Make a cuppa, move on; and save your energy for the next challenge. Because you know that won’t be far away.


After school is…….

I keep seeing smiley, happy photos of children doing things after school. You know…..making things or learning things or even going out to places. Sometimes just having fun. And it  bothers me, seeing these photos; because after school in my house does not even vaguely resemble these beautiful scenes. Nope, not one tiny bit.

There is very little constructive activity going on in my house after school.

After school is “Please take your shoes off…….No, I said shoes off, didn’t I? What are you doing with your shoes still on?? Just take them off please. Before you go upstairs. I said before you go upstairs. Yes now please. We don’t need to lie on the floor and complain about it do we? We just need to TAKE OUR SHOES OFF like we do every single day.”

After school is no we’re not having more snacks now. Why??? Because you’ve had apple wedges, three crackers, half a banana and a cup of milk and we’re about to have tea. What do you mean you don’t want tea……You just told me you’re hungry.”

After school is wondering how anyone has the time for spellings and sounds and everything else that gets sent home in the book bag. Because all you do for four hours from the moment you get home until they go to bed is troubleshoot.

After school is hating yourself for just wanting to get them into bed. But you can’t help it. You just want to get them into bed. 

After school is “it’s not nice to keep poking him with that pen, is it?” and “please stop fighting over a pair of scissors” and “you really mustn’t hit him with that spoon” and “No no no!

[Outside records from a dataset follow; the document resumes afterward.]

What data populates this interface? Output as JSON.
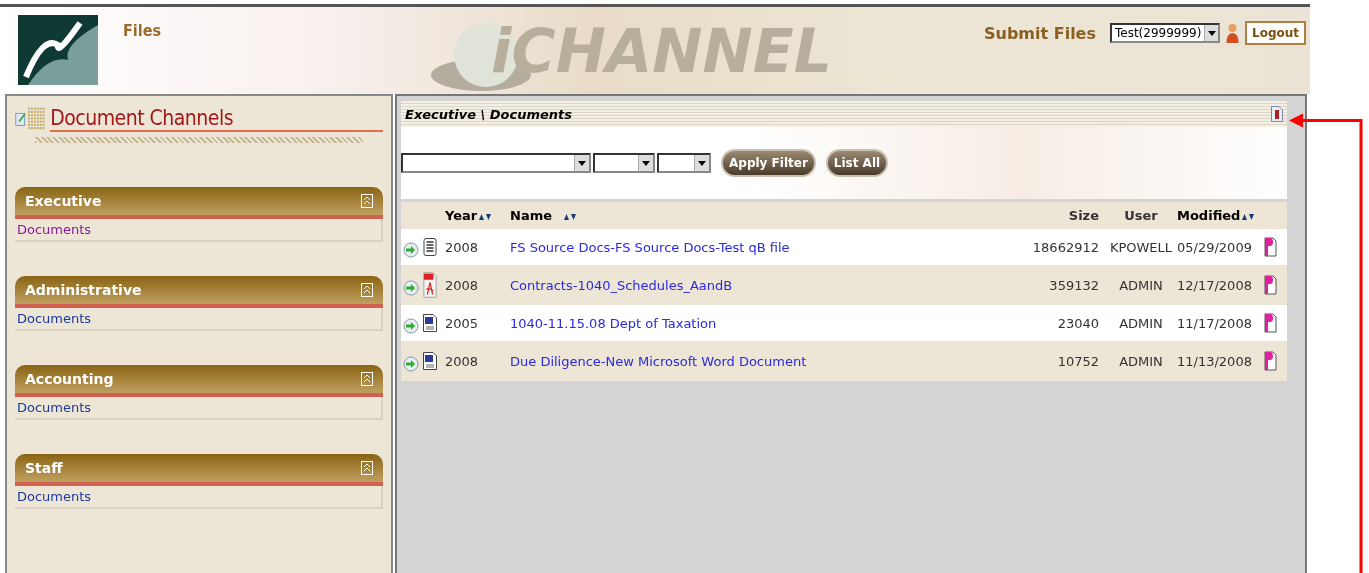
{
  "header": {
    "nav_link": "Files",
    "banner_text": "iCHANNEL",
    "submit_link": "Submit Files",
    "account_select": {
      "value": "Test(2999999)"
    },
    "logout_button": "Logout"
  },
  "sidebar": {
    "title": "Document Channels",
    "channels": [
      {
        "name": "Executive",
        "expanded": true,
        "items": [
          {
            "label": "Documents",
            "selected": true
          }
        ]
      },
      {
        "name": "Administrative",
        "expanded": true,
        "items": [
          {
            "label": "Documents",
            "selected": false
          }
        ]
      },
      {
        "name": "Accounting",
        "expanded": true,
        "items": [
          {
            "label": "Documents",
            "selected": false
          }
        ]
      },
      {
        "name": "Staff",
        "expanded": true,
        "items": [
          {
            "label": "Documents",
            "selected": false
          }
        ]
      }
    ]
  },
  "breadcrumb": {
    "channel": "Executive",
    "separator": "\\",
    "folder": "Documents"
  },
  "filter": {
    "apply_button": "Apply Filter",
    "list_all_button": "List All"
  },
  "table": {
    "columns": [
      {
        "label": "Year",
        "sortable": true
      },
      {
        "label": "Name",
        "sortable": true
      },
      {
        "label": "Size",
        "sortable": false
      },
      {
        "label": "User",
        "sortable": false
      },
      {
        "label": "Modified",
        "sortable": true
      }
    ],
    "rows": [
      {
        "kind": "text",
        "year": "2008",
        "name": "FS Source Docs-FS Source Docs-Test qB file",
        "size": "18662912",
        "user": "KPOWELL",
        "modified": "05/29/2009"
      },
      {
        "kind": "pdf",
        "year": "2008",
        "name": "Contracts-1040_Schedules_AandB",
        "size": "359132",
        "user": "ADMIN",
        "modified": "12/17/2008"
      },
      {
        "kind": "word",
        "year": "2005",
        "name": "1040-11.15.08 Dept of Taxation",
        "size": "23040",
        "user": "ADMIN",
        "modified": "11/17/2008"
      },
      {
        "kind": "word",
        "year": "2008",
        "name": "Due Diligence-New Microsoft Word Document",
        "size": "10752",
        "user": "ADMIN",
        "modified": "11/13/2008"
      }
    ]
  }
}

Get that fork away from your eyes please.”

After school is battling to get children upstairs to get ready for bed because honestly they are NOT TIRED. They’re really not. Just look at them, flopped on the sofa rubbing their little eyes. Not tired at all.

After school is when there is always at least one child crying. And whoever is not crying, well they just need to get on with amusing themselves because your hands are very full.

After school is feeling like you can’t do anything right for anyone.

After school is being cried on, being screamed at; or having a snotty nose wiped across your shoulder.

After school is sitting having a cuddle in a dark quiet room because you know that this little one is all done in for the day.

After school is knowing that you’re needed, but at the same time knowing that most of the things you do or say are wrong. Very wrong indeed. Look, there you are making the wrong thing for tea. And now you’re trying to help a little person brush his teeth when he’s made is so clear that HE DOESN’T NEED HELP. And what are you doing now, daring to suggest that your children might like to wear pyjamas!

After school is wondering why the hours between 3 and 7pm in your house never look like they do in other people’s photos.

After school is mainly ugly, sometimes just about do-able but very rarely fun. After school is not “It’s so lovely to see you mummy, let’s sit down and do some crafts”.

After school in my house is very much a work in progress. And it doesn’t make pretty photos.

One day, hopefully, we will get there. But we’re definitely not there yet.